Wistfulness is not generally a quality associated with someone who looks just like one of Santa's elves. Gazing out his one small window at the Huffington-for-Senate headquarters in Costa Mesa, Rollins--short, round and bearded--sounded momentarily pensive as he mused, "If I could have that one paragraph back. . . . If I could answer the same question and have most of the facts stay the same. . . ."

He shook his head. He was flush with bravado when the words leaped out, he said. Somehow, "my mouth and my brain were not connected." It was a "sin of arrogance," his own pet phrase for Rollinsgate, and it cost him. Big time.

Not that this was the first time his loose tongue had been his undoing. Rollins is known as a guy who can rattle off a catchy quote almost before the question is finished. But sometimes, as his occasional friend and frequent sparring partner James Carville observed, "he talks too much." In 1989, for example, Rollins lost his job as head of the National Republican Congressional Committee after he urged GOP candidates to distance themselves from George Bush.
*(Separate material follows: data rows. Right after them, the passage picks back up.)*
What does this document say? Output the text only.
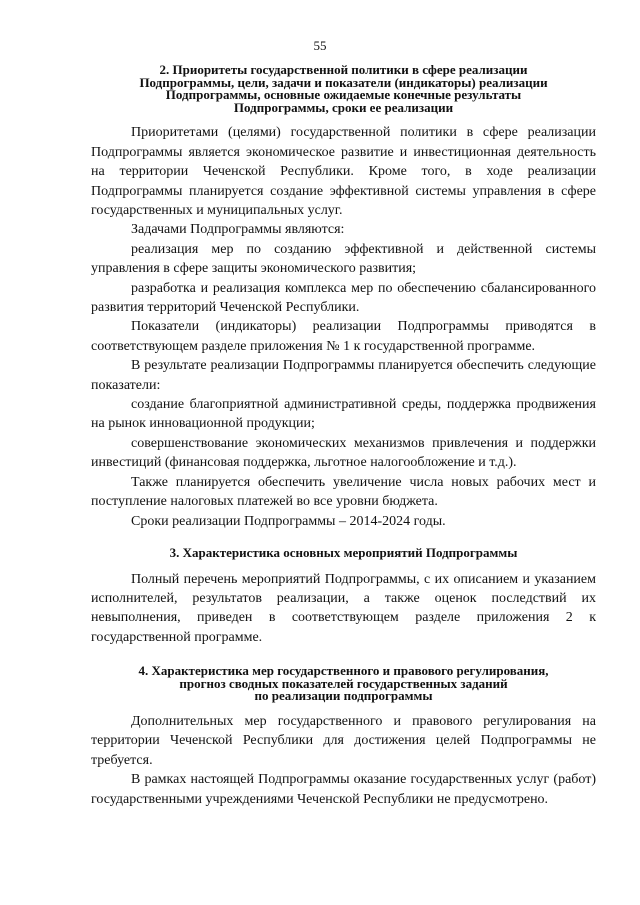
55
2. Приоритеты государственной политики в сфере реализации
Подпрограммы, цели, задачи и показатели (индикаторы) реализации
Подпрограммы, основные ожидаемые конечные результаты
Подпрограммы, сроки ее реализации

Приоритетами (целями) государственной политики в сфере реализации Подпрограммы является экономическое развитие и инвестиционная деятельность на территории Чеченской Республики. Кроме того, в ходе реализации Подпрограммы планируется создание эффективной системы управления в сфере государственных и муниципальных услуг.

Задачами Подпрограммы являются:

реализация мер по созданию эффективной и действенной системы управления в сфере защиты экономического развития;

разработка и реализация комплекса мер по обеспечению сбалансированного развития территорий Чеченской Республики.

Показатели (индикаторы) реализации Подпрограммы приводятся в соответствующем разделе приложения № 1 к государственной программе.

В результате реализации Подпрограммы планируется обеспечить следующие показатели:

создание благоприятной административной среды, поддержка продвижения на рынок инновационной продукции;

совершенствование экономических механизмов привлечения и поддержки инвестиций (финансовая поддержка, льготное налогообложение и т.д.).

Также планируется обеспечить увеличение числа новых рабочих мест и поступление налоговых платежей во все уровни бюджета.

Сроки реализации Подпрограммы – 2014-2024 годы.

3. Характеристика основных мероприятий Подпрограммы

Полный перечень мероприятий Подпрограммы, с их описанием и указанием исполнителей, результатов реализации, а также оценок последствий их невыполнения, приведен в соответствующем разделе приложения 2 к государственной программе.

4. Характеристика мер государственного и правового регулирования,
прогноз сводных показателей государственных заданий
по реализации подпрограммы

Дополнительных мер государственного и правового регулирования на территории Чеченской Республики для достижения целей Подпрограммы не требуется.

В рамках настоящей Подпрограммы оказание государственных услуг (работ) государственными учреждениями Чеченской Республики не предусмотрено.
Rollins later retaliated by marketing his services to independent presidential candidate Ross Perot.

But the New Jersey gaffe so shook Rollins that he sought solace in the Catholic Church, from which he had been estranged off and on for decades. Experienced political hands contended that the racial overtones of Rollins' comments about New Jersey were so damaging that he was washed up in politics forever. But Rollins was not so sure. Soon enough, his desire for redemption saw him managing five campaigns in the 1994 season.

But if he was starting to look like the Lazarus of American political consultants--risen again--this was not an image the Feinstein camp was about to swallow.

"He hasn't risen yet," snapped Kam Kuwata, Feinstein's campaign manager.

Politics is nothing if not nasty. But even in politics, theoretically, there are some minimal standards.

"For the first time in my life that I know of, I caused pain and anguish to others," Rollins said.

On the other hand, though, "I got her elected."

And when the votes are in, so to speak, for a political consultant that's what counts.

"The political consultant is judged by only one yardstick: winning," said Larry Sabato, a University of Virginia government professor who wrote "The Rise of Political Consultants" (Basic Books, 1981). "It's a commentary on our system when we value winning more than we do ethics."